Methods of dealing with unacceptable behaviour
Distraction
To avoid
potential unacceptable behaviour – divert the child’s attention. Offer the child something more attractive and
positive to do – if possible, let them ‘help’ you to do something. This may be particularly useful with young children
who do not understand verbal reasoning.
Individual
attention
Physically
removing the child from the situation can stop undesirable behaviour by giving
the child time to stop and think away from the problem, object or
situation. If a child needs to be
removed from a group activity, the time spent outside the group gives them a
chance to see what they are missing.
Such time out should be brief but immediate.
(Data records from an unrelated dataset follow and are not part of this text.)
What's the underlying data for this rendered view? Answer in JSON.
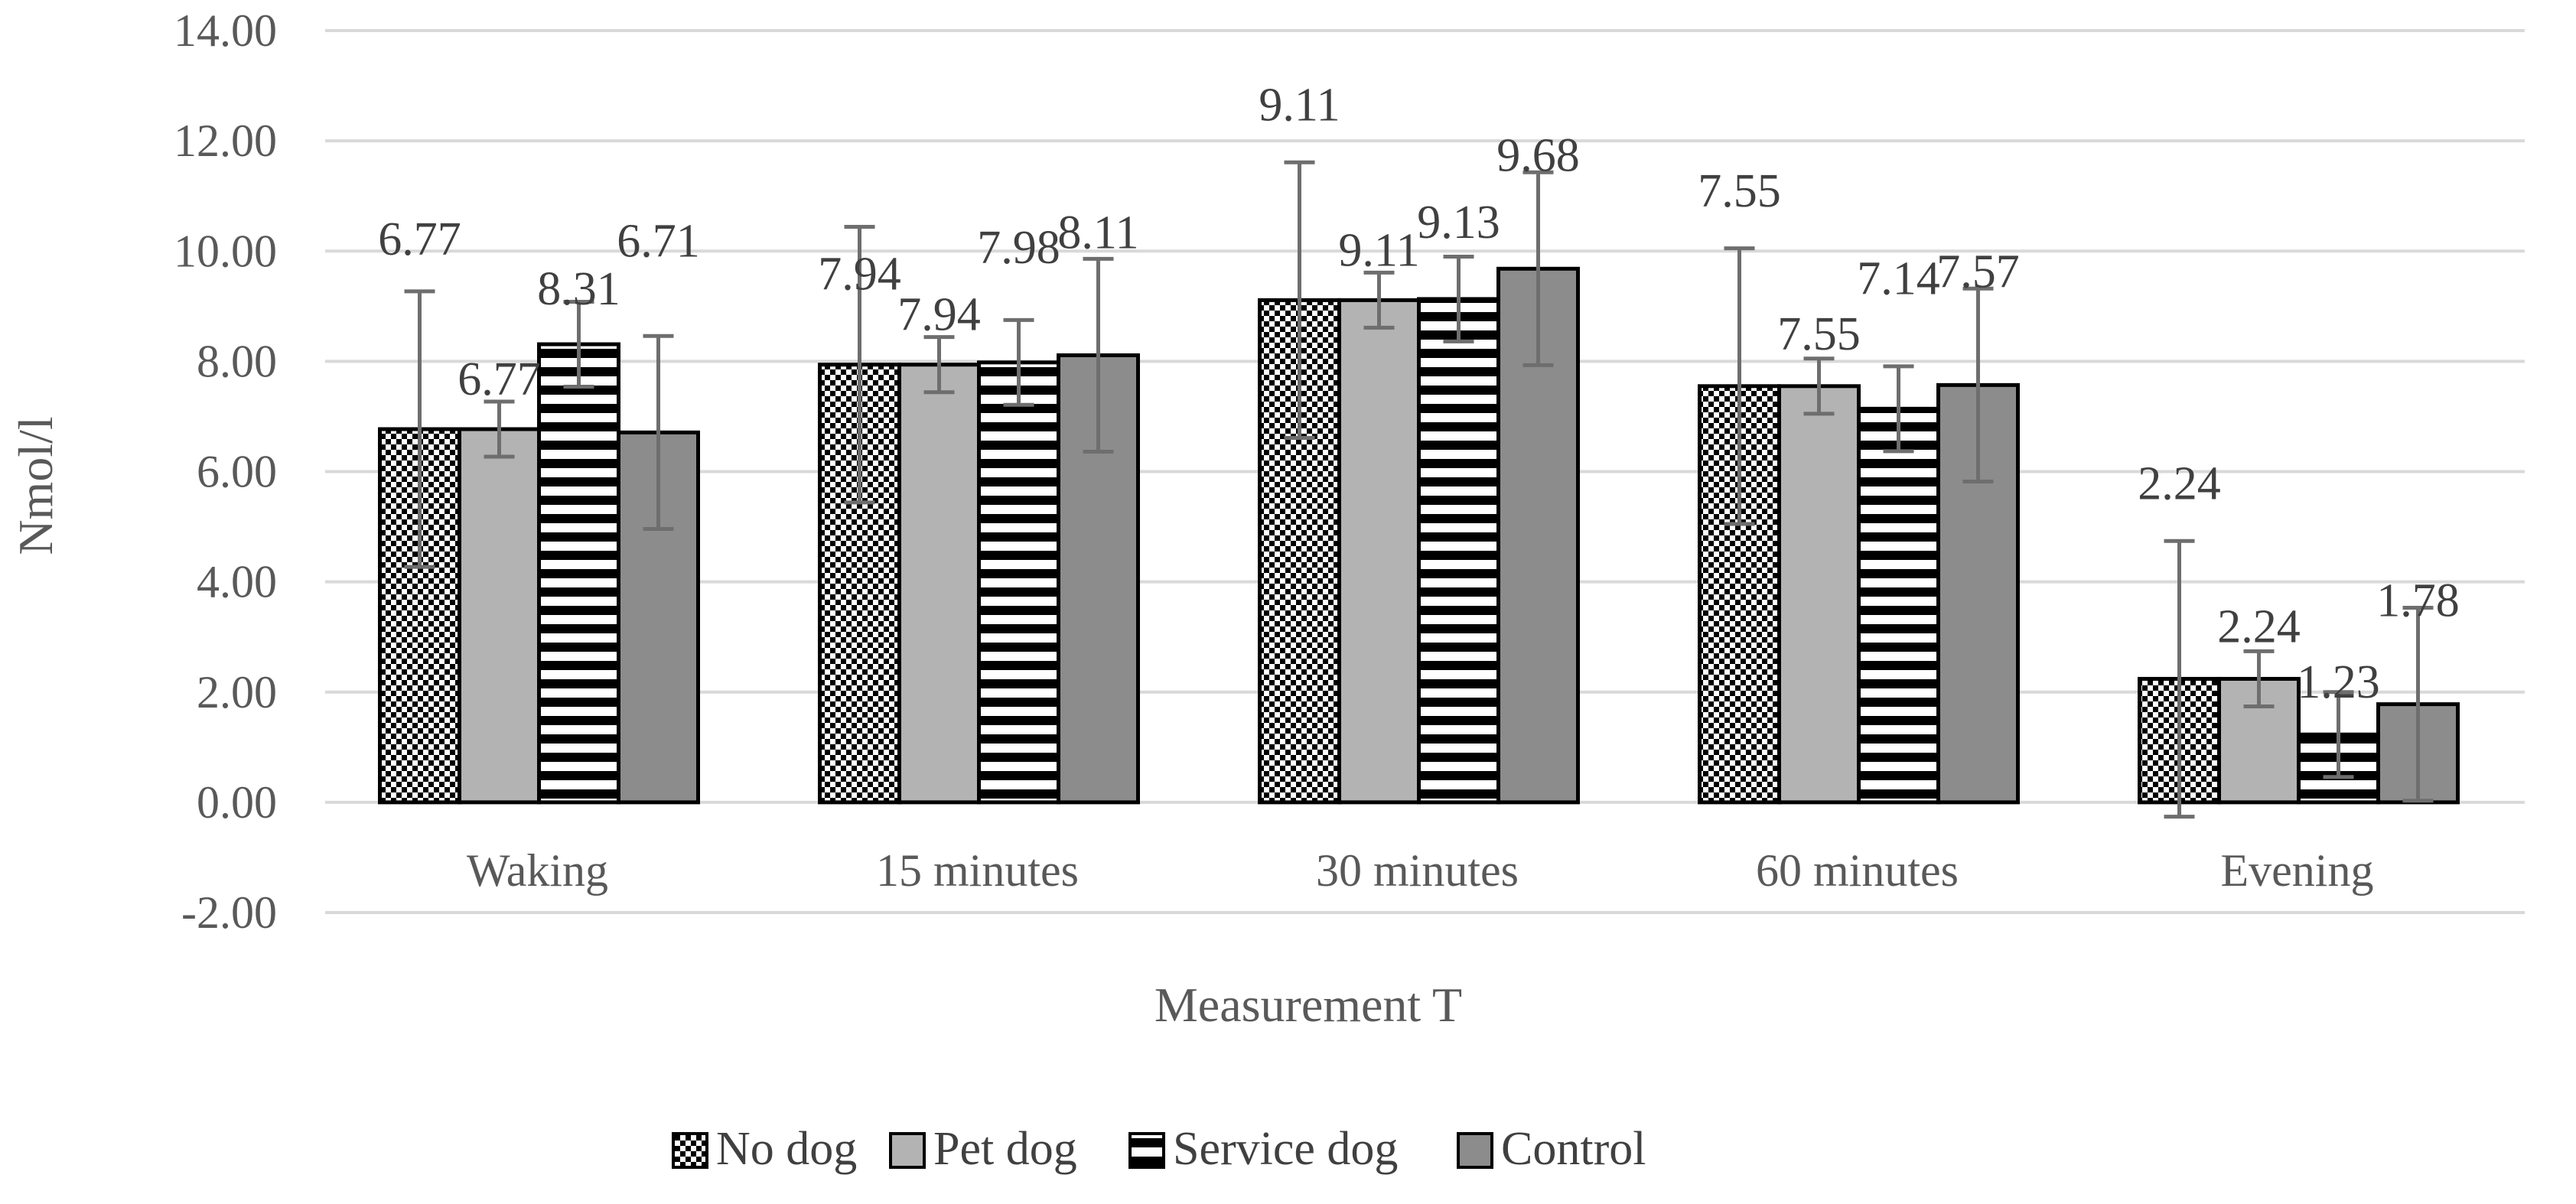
{
  "chart_data": {
    "type": "bar",
    "title": "",
    "xlabel": "Measurement T",
    "ylabel": "Nmol/l",
    "ylim": [
      -2,
      14
    ],
    "ytick_step": 2,
    "grid": true,
    "legend_position": "bottom",
    "categories": [
      "Waking",
      "15 minutes",
      "30 minutes",
      "60 minutes",
      "Evening"
    ],
    "y_ticks": [
      "-2.00",
      "0.00",
      "2.00",
      "4.00",
      "6.00",
      "8.00",
      "10.00",
      "12.00",
      "14.00"
    ],
    "series": [
      {
        "name": "No dog",
        "pattern": "checker",
        "values": [
          6.77,
          7.94,
          9.11,
          7.55,
          2.24
        ],
        "labels": [
          "6.77",
          "7.94",
          "9.11",
          "7.55",
          "2.24"
        ],
        "error": [
          2.5,
          2.5,
          2.5,
          2.5,
          2.5
        ]
      },
      {
        "name": "Pet dog",
        "pattern": "solid-light",
        "values": [
          6.77,
          7.94,
          9.11,
          7.55,
          2.24
        ],
        "labels": [
          "6.77",
          "7.94",
          "9.11",
          "7.55",
          "2.24"
        ],
        "error": [
          0.5,
          0.5,
          0.5,
          0.5,
          0.5
        ]
      },
      {
        "name": "Service dog",
        "pattern": "horizontal-stripes",
        "values": [
          8.31,
          7.98,
          9.13,
          7.14,
          1.23
        ],
        "labels": [
          "8.31",
          "7.98",
          "9.13",
          "7.14",
          "1.23"
        ],
        "error": [
          0.77,
          0.77,
          0.77,
          0.77,
          0.77
        ]
      },
      {
        "name": "Control",
        "pattern": "solid-dark",
        "values": [
          6.71,
          8.11,
          9.68,
          7.57,
          1.78
        ],
        "labels": [
          "6.71",
          "8.11",
          "9.68",
          "7.57",
          "1.78"
        ],
        "error": [
          1.75,
          1.75,
          1.75,
          1.75,
          1.75
        ]
      }
    ]
  },
  "colors": {
    "grid": "#d9d9d9",
    "bar_outline": "#000000",
    "pet_dog_fill": "#b3b3b3",
    "control_fill": "#8c8c8c",
    "error_bar": "#6e6e6e",
    "text": "#595959"
  }
}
The child should not be removed from the room
unless this sanction has not worked.
Reprimand
initially should be a private affair between the member of staff and
child. In the nursery, staff members
need to have established the meaning of talking to the child ‘in a stern voice’
– this is not shouting.
Staff
should remember that there is a need to ‘build a warm bridge’ again as soon as
possible – conflicts should never linger.
Removing
the object
This can
work in the same way as taking the child away but an alternative activity
should be offered.
Physical
restraint
This can
help with tantrums where a child is in danger of hurting themselves. If physical intervention is seen as
appropriate, ensure that the intervention is achieved with minimum force and
for minimum time. (As per safeguarding
and promoting children’s welfare as part of the statutory framework for The
Early Years Foundation Stage). Any time physical restraint is used, an incident
form must be completed.
Biting
behaviour must be recorded in the Incident Book but staff should not disclose
the name of the biter when talking to the parents of the bitten child. See the
biting policy
In this
setting the Behaviour Management officer is Jennifer Smyth
Any child
presenting difficult behaviour on a regular basis should become the subject for
close observation. Staff should identify:
- The
nature of the behaviour
- Factors
or circumstances which trigger it
- Timing
– when and for how long
- People
involved
- How
does it end
The
observations need to be written and examined for identifiable patterns and then
decisions made about future handling.
Such written observations can provide objective evidence in discussion
with parents and other professionals.
An
incident book should be kept in the nursery to record incidences of severe
inappropriate behaviour, i.e. behaviour that causes injury to another child.
Staff
should share their anxieties with others and remember that they are only human
and may need time out too. It is not a
sign of personal failure to ask for help and advice; it is a sign of maturity,
intelligence and understanding.
Staff
should always take time to stand back from situations and observe.
Never
physically punish a child. A common
sense guideline is that staff should only physically remove a child from a
situation if they are at physical risk of endangering themselves or the safety
of others.
SMACKING, BITING OR SHAKING OF CHILDREN IN THE
NURSERY IS FORBIDDEN
Remember
that corporal punishment (smacking, biting, and shaking) is illegal, as is
depriving a child of food or drink or forcing a child to consume it.
In
addition, staff must not use practices that humiliate or frighten children such
as poking fun, sarcasm, shouting, using derogatory language, verbal or physical
threats or taunts.
Violence
or abuse of a child by a staff member will result in instant suspension pending
a full investigation which will lead to dismissal if proved to be valid.
Any
programme of behaviour management needs to be continuously evaluated.
There are
no hard and fast rules or answers to dealing with problem behaviour – what may
be an answer for one child’s individual needs may not be suitable for another.